At this time of year, as Rose-Hulman first year students arrive and begin orientation, I always like to take a look at the Beloit College Mindset List, an inventory of the Class of 2017. Every year the list makes its rounds among college faculty who realize once again that there is a large gulf between the old professors and the new students.
Here are the top ten on the list:
1. Eminem and LL Cool J could show up at parents’ weekend.
2. They are the sharing generation, having shown tendencies to share everything, including possessions, no matter how personal.
3. GM means food that is Genetically Modified.
4. As they started to crawl, so did the news across the bottom of the television screen.
5. “Dude” has never had a negative tone.
6. As their parents held them as infants, they may have wondered whether it was the baby or Windows 95 that had them more excited.
7. As kids they may well have seen Chicken Run but probably never got chicken pox.
8. Having a chat has seldom involved talking.
9. Gaga has never been baby talk.
10. They could always get rid of their outdated toys on eBay.
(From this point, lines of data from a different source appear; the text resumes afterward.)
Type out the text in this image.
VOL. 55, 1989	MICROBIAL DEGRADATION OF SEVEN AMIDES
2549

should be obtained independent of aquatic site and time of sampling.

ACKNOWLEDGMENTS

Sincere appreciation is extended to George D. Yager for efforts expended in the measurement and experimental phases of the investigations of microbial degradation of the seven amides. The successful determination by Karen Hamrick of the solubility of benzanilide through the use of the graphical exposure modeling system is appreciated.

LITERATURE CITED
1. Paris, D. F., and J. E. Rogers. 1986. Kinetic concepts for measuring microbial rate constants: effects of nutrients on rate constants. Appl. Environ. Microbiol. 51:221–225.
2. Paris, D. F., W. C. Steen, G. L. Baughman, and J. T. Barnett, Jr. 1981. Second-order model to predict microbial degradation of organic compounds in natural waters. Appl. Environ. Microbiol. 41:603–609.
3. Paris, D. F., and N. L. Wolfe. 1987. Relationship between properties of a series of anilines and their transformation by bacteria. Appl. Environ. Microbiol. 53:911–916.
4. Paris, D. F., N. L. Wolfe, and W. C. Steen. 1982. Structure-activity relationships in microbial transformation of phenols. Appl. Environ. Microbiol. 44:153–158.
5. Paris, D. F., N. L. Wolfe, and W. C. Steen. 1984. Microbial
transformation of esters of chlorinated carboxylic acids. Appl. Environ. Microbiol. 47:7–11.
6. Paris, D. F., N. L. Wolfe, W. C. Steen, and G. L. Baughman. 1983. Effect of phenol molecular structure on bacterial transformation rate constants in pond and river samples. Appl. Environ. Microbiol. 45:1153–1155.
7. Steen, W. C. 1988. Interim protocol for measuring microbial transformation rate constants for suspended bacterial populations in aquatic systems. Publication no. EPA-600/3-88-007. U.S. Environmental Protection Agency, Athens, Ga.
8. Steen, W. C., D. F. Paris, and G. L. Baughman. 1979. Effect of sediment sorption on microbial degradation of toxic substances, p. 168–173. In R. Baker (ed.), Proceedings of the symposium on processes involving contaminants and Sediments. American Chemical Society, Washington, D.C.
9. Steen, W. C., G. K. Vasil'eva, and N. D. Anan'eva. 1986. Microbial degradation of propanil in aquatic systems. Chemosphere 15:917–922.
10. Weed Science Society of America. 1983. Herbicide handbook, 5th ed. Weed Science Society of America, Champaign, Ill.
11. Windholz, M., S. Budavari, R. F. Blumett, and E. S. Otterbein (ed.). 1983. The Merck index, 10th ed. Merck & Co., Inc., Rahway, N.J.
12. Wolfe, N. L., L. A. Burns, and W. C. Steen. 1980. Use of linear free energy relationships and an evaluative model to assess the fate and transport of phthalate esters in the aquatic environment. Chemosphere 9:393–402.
Two items on the list grabbed my attention this year: sharing and chatting. These have direct implications for me as I help students develop their communication skills. Students who have shared their entire lives may be less prepared to do their own written work, preferring instead to work collaboratively on assignments but to the detriment of their own skills and abilities. They also believe that conversation is conveyed with icons and fragments of texts, rather than directly between two people who can gauge the impact of their words through each other’s responses (both verbal and non-verbal). The solution, to my mind, is not to surrender to their preferences but to push beyond them. I figure there is an engineering manager who will eventually hire one of my students, and she will, I hope, be grateful that I did.